Kembali melansir dari laman Today, Irina Wen, seorang dosen psikologi klinis di jurusan Psikiatri NYU Langone Health, mengatakan bahwa beberapa ketegangan yang terjadi antara orangtua dan anak yang pulang ke rumah merupakan hal yang biasa terjadi. Namun, ketegangan tersebut mungkin meningkat karena tekanan pandemi, mengingat peningkatan jumlah orang dewasa muda yang harus kembali tinggal bersama orangtua selama pandemi.
Lalu apa yang bisa dilakukan untuk mengatasi permasalahan ini?

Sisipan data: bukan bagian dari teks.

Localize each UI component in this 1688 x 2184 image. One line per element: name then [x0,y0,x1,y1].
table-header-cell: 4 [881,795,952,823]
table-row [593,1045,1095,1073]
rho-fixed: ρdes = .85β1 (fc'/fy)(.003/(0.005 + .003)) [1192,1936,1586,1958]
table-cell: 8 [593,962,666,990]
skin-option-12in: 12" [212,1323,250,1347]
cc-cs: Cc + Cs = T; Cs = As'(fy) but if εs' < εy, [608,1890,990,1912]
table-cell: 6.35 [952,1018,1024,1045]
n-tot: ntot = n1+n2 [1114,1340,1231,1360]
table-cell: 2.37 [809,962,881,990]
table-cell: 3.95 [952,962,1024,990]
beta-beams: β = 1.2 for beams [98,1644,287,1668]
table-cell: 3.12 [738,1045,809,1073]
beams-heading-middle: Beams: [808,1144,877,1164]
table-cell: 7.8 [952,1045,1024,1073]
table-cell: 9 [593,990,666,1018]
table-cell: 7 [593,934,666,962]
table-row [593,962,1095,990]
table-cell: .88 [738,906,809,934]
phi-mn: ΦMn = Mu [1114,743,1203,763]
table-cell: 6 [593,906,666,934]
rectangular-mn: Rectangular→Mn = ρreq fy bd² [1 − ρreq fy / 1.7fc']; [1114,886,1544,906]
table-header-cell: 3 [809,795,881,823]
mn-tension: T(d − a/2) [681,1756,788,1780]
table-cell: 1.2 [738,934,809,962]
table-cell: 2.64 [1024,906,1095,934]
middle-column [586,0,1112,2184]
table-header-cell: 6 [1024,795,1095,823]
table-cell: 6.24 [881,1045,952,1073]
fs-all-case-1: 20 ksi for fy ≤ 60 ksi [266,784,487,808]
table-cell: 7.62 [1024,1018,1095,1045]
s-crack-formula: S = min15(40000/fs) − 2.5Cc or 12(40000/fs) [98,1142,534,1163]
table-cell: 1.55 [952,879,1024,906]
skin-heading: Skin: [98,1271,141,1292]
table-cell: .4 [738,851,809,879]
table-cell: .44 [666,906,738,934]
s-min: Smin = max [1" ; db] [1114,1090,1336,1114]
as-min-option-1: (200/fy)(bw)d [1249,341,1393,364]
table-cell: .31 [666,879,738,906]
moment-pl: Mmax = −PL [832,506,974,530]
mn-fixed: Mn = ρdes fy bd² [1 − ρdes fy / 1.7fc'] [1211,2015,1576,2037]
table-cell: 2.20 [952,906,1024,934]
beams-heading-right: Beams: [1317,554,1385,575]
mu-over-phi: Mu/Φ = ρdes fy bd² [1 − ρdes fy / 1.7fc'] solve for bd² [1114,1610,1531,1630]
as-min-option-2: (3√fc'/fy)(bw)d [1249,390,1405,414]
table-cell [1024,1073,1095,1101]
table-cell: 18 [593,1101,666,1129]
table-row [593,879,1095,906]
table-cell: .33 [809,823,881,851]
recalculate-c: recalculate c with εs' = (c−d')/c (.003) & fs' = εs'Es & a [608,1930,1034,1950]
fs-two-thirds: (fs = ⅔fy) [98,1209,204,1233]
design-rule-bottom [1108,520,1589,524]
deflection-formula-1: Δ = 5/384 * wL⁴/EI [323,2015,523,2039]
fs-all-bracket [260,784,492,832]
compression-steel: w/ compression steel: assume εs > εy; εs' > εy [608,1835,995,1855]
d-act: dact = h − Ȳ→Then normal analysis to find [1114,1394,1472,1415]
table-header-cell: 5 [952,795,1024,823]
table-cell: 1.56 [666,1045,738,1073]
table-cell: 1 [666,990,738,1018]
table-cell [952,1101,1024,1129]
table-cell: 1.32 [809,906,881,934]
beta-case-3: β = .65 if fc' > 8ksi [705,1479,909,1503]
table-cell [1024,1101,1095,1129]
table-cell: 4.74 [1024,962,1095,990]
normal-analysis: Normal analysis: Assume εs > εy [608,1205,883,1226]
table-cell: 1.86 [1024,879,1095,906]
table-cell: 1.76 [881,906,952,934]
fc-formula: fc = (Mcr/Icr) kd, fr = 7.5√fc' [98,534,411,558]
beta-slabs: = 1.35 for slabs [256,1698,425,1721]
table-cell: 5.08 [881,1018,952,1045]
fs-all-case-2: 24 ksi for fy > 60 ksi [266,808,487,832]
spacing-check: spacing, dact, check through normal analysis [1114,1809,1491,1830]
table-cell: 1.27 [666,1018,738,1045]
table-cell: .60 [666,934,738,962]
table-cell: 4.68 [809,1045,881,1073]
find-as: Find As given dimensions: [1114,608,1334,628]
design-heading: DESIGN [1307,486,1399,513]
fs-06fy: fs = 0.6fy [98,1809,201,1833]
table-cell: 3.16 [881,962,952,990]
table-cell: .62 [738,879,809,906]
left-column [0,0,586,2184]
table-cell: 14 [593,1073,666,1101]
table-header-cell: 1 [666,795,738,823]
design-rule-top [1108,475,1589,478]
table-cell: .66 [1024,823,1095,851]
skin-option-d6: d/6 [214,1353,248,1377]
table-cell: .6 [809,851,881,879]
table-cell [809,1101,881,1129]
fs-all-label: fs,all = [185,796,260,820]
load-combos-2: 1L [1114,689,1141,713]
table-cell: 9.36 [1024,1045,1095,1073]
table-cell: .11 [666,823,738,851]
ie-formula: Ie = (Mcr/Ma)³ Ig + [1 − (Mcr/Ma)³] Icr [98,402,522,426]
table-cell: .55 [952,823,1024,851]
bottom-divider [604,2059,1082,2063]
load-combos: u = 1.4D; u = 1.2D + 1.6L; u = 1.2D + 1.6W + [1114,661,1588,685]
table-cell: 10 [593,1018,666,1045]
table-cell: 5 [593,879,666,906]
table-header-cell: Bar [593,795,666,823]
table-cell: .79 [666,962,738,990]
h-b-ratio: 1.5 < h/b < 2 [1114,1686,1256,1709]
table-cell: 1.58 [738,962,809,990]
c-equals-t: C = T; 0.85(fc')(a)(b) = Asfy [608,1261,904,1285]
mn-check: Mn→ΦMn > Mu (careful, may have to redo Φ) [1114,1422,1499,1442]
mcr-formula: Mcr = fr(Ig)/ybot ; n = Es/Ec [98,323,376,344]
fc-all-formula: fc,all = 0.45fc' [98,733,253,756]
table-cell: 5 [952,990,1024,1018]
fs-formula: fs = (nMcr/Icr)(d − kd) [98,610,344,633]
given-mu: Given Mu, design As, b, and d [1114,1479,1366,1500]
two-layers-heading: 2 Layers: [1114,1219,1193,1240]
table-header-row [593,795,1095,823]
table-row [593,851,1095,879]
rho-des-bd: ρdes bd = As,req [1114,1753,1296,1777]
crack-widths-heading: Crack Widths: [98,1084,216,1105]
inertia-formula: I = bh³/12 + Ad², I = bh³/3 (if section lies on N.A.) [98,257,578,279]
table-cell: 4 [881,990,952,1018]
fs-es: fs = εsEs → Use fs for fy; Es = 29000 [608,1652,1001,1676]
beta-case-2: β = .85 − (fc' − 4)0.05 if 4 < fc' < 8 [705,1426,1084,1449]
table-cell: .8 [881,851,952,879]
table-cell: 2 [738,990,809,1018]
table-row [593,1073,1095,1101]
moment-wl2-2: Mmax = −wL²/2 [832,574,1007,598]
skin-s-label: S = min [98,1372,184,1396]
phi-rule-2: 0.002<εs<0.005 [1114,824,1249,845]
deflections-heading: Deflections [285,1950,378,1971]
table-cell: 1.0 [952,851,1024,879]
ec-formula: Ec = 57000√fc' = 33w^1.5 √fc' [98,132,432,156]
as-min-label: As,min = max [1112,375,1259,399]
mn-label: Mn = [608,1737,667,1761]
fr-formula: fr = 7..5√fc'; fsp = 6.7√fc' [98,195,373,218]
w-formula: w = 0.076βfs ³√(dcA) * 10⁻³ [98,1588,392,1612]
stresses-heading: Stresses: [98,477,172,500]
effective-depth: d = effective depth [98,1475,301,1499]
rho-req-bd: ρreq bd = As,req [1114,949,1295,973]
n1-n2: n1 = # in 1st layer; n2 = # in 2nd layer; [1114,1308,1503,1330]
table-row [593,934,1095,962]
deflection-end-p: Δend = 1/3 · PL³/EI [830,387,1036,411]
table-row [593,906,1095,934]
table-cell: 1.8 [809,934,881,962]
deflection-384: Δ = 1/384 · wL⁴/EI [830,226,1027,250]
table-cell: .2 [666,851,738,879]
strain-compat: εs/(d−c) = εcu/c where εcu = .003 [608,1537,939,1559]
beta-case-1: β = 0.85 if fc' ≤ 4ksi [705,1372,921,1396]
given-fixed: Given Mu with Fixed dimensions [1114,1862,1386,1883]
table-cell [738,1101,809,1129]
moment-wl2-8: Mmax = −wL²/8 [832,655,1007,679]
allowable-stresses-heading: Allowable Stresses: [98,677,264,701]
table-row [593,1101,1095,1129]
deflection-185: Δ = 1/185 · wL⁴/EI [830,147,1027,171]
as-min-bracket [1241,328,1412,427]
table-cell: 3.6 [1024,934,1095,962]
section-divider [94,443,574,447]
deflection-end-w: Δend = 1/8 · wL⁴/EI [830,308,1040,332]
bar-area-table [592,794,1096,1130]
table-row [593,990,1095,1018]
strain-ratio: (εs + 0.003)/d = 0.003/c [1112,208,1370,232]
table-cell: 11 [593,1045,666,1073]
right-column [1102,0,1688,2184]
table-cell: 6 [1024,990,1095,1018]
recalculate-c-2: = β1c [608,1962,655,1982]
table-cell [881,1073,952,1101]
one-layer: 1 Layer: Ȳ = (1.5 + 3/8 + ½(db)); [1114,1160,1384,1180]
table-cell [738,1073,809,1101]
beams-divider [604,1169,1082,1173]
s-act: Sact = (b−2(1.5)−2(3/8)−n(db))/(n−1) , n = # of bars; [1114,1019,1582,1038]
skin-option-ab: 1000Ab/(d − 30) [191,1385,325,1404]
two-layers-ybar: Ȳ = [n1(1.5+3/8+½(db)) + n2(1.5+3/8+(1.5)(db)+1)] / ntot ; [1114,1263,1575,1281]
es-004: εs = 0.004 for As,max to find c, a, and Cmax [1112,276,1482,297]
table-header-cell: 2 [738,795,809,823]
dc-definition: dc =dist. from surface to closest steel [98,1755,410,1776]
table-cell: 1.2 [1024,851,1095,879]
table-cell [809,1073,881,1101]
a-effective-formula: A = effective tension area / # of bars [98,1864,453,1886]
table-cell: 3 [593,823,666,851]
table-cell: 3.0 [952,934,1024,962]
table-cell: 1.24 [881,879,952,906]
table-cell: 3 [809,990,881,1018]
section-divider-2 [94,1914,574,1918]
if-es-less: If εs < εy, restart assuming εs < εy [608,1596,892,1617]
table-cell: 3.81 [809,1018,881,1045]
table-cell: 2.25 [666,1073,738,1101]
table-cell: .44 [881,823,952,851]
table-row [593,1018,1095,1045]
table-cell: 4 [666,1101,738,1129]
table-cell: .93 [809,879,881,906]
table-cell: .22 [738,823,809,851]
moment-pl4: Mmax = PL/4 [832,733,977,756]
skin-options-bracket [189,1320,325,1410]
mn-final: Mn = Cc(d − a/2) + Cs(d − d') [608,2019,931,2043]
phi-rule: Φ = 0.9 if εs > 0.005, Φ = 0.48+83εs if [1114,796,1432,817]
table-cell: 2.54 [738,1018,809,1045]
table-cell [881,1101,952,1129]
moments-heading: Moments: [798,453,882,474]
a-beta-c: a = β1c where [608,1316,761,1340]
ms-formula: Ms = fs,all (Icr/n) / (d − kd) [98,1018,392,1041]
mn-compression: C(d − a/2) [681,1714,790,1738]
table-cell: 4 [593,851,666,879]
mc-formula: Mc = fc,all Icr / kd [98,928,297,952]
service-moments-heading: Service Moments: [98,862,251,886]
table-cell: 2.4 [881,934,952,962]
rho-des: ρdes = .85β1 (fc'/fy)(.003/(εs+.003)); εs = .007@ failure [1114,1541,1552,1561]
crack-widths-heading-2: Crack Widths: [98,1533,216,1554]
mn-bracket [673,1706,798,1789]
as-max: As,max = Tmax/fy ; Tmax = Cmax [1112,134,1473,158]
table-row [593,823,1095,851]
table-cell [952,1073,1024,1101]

Laura Murray menyatakan, menurutnya hal terbaik yang dapat dilakukan untuk mengurangi atau menghindari ketegangan dalam hubungan keluarga adalah dengan saling mendengarkan satu sama lain secara aktif. Selain itu, penting pula untuk orangtua maupun anak untuk mengoreksi sikapnya atau mawas diri. Dengan begitu, kita bisa mengukur tingkat emosi kita dan mengekspresikannya dengan cara yang sehat, misalnya lewat menulis. Ketika kita menyebutkan perasaan atau emosi yang kita rasakan, kita akan dapat menjinakkannya. Kita juga bisa lebih menguasai diri dan memiliki lebih banyak pilihan untuk menghadapi emosi tersebut.
Lebih lanjut, Murray menyatakan bahwa ini mungkin saat yang tepat bagi orangtua untuk memikirkan cara mereka berinteraksi dengan buah hati, yang barangkali sudah tidak terbiasa untuk mengikuti segala peraturan di rumah. Mengenai masalah kesehatan mental yang muncul, Murray mengaku melihat munculnya tanda-tanda depresi pada anak dengan rentang usia dewasa muda karena harus kembali tinggal bersama orangtua. Dalam hal ini, penting bagi orangtua untuk terus memberikan dukungan dengan menanyakan apa yang sedang terjadi kepada anaknya atau menawarkan bantuan.
Tak semua anak memiliki hubungan yang baik dengan orangtua. Walhasil, kembali tinggal bersama orangtua bisa menjadi tekanan tersendiri yang akhirnya berimbas pada masalah kesehatan mental anak. Jika Anda merasa situasi sangat sulit untuk dikendalikan, tidak ada salahnya mencari bantuan, bercerita kepada teman, pasangan, dan berkonsultasi dengan ahli.